Le traitement des mineurs enfermés en centre de détention ou en centre éducatif fermé, et en particulier celui des mineurs étrangers isolés, fait l’objet dans le rapport 2018 d’une attention particulière. Premier constat : le nombre de mineurs incarcérés « n’a jamais été aussi important, alors que la détention des mineurs doit être exceptionnelle », écrit Adeline Hazan. Après avoir visité les quartiers pour mineurs de cinq prisons et trois établissements pénitentiaires pour mineurs, la CGLPL n’a pas constaté de situation de surpopulation, mais quelques problèmes demeurent. Ainsi, les conditions matérielles restent par exemple très inégales d’un lieu de détention à l’autre.

« Sorte de féodalité »

Dans les prisons accueillant mineurs et majeurs, la séparation n’est en outre pas toujours suffisante et les mineurs se retrouvent à la merci des adultes qui voudraient les utiliser pour leurs trafics, notamment de tabac : « Dans un gros établissement de banlieue parisienne s’est même établie une sorte de féodalité dans laquelle chaque mineur semble entretenir à distance une relation privilégiée, une sorte de filiation morale ou de tutelle, avec un adulte. L’expression "mon majeur", couramment utilisée, en est l’illustration », écrit Adeline Hazan. Deuxième source d’inquiétude, dans un autre centre pénitentiaire : la proximité du quartier disciplinaire des mineurs avec le quartier d’isolement des majeurs, où sont notamment placés des détenus radicalisés, a pu aboutir à ce que certains mineurs « tenaient à leur sortie de quartier disciplinaire des propos qui n’étaient pas les leurs à leur entrée ».

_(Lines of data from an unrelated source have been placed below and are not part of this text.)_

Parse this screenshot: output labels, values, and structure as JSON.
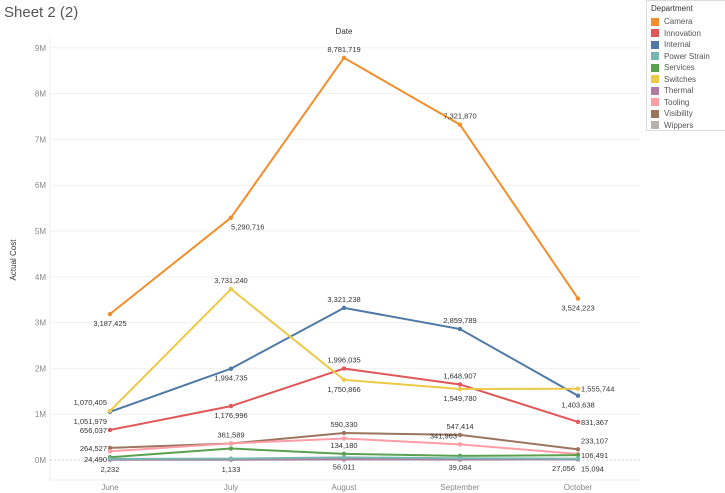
{
  "title": "Sheet 2 (2)",
  "chart_data": {
    "type": "line",
    "title": "Date",
    "xlabel": "Date",
    "ylabel": "Actual Cost",
    "categories": [
      "June",
      "July",
      "August",
      "September",
      "October"
    ],
    "yticks": [
      "0M",
      "1M",
      "2M",
      "3M",
      "4M",
      "5M",
      "6M",
      "7M",
      "8M",
      "9M"
    ],
    "ylim": [
      -500000,
      9400000
    ],
    "legend": {
      "title": "Department",
      "placement": "right"
    },
    "series": [
      {
        "name": "Camera",
        "color": "#f28e2b",
        "values": [
          3187425,
          5290716,
          8781719,
          7321870,
          3524223
        ],
        "labels": [
          "3,187,425",
          "5,290,716",
          "8,781,719",
          "7,321,870",
          "3,524,223"
        ],
        "pos": [
          "b",
          "b",
          "a",
          "a",
          "b"
        ]
      },
      {
        "name": "Innovation",
        "color": "#e15759",
        "values": [
          656037,
          1176996,
          1996035,
          1648907,
          831367
        ],
        "labels": [
          "656,037",
          "1,176,996",
          "1,996,035",
          "1,648,907",
          "831,367"
        ],
        "pos": [
          "l",
          "b",
          "a",
          "a",
          "r"
        ]
      },
      {
        "name": "Internal",
        "color": "#4e79a7",
        "values": [
          1051979,
          1994735,
          3321238,
          2859789,
          1403638
        ],
        "labels": [
          "1,051,979",
          "1,994,735",
          "3,321,238",
          "2,859,789",
          "1,403,638"
        ],
        "pos": [
          "bl",
          "b",
          "a",
          "a",
          "b"
        ]
      },
      {
        "name": "Power Strain",
        "color": "#76b7b2",
        "values": [
          24490,
          30000,
          56011,
          39084,
          27056
        ],
        "labels": [
          "24,490",
          null,
          "56,011",
          "39,084",
          "27,056"
        ],
        "pos": [
          "l",
          "b",
          "b",
          "b",
          "bl"
        ]
      },
      {
        "name": "Services",
        "color": "#59a14f",
        "values": [
          60000,
          250000,
          134180,
          90000,
          106491
        ],
        "labels": [
          null,
          null,
          "134,180",
          null,
          "106,491"
        ],
        "pos": [
          "a",
          "a",
          "a",
          "a",
          "r"
        ]
      },
      {
        "name": "Switches",
        "color": "#edc948",
        "values": [
          1070405,
          3731240,
          1750866,
          1549780,
          1555744
        ],
        "labels": [
          "1,070,405",
          "3,731,240",
          "1,750,866",
          "1,549,780",
          "1,555,744"
        ],
        "pos": [
          "al",
          "a",
          "b",
          "b",
          "r"
        ]
      },
      {
        "name": "Thermal",
        "color": "#b07aa1",
        "values": [
          10000,
          15000,
          20000,
          15000,
          12000
        ],
        "labels": [
          null,
          null,
          null,
          null,
          null
        ],
        "pos": [
          "a",
          "a",
          "a",
          "a",
          "a"
        ]
      },
      {
        "name": "Tooling",
        "color": "#ff9da7",
        "values": [
          190000,
          361589,
          470000,
          341963,
          130000
        ],
        "labels": [
          null,
          "361,589",
          null,
          "341,963",
          null
        ],
        "pos": [
          "a",
          "a",
          "a",
          "al",
          "a"
        ]
      },
      {
        "name": "Visibility",
        "color": "#9c755f",
        "values": [
          264527,
          360000,
          590330,
          547414,
          233107
        ],
        "labels": [
          "264,527",
          null,
          "590,330",
          "547,414",
          "233,107"
        ],
        "pos": [
          "l",
          "a",
          "a",
          "a",
          "ar"
        ]
      },
      {
        "name": "Wippers",
        "color": "#bab0ac",
        "values": [
          2232,
          1133,
          8000,
          5000,
          15094
        ],
        "labels": [
          "2,232",
          "1,133",
          null,
          null,
          "15,094"
        ],
        "pos": [
          "b",
          "b",
          "b",
          "b",
          "br"
        ]
      }
    ]
  }
}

Si le nombre de mineurs détenus est si élevé, explique la CGLPL, c’est en partie parce que le nombre de mineurs étrangers isolés, c’est-à-dire présents sans parents sur le territoire, en compose une part importante. Cette situation ne s’explique pas tant par une plus grosse propension à commettre des méfaits mais plutôt parce qu’ils sont davantage incarcérés pour des faits similaires : « Ces jeunes gens sont manifestement incarcérés dans un souci de protection, car la plupart du temps les faits qu’ils ont commis ne conduiraient pas à l’incarcération d’un enfant vivant avec sa famille », peut-on lire dans le rapport. (...)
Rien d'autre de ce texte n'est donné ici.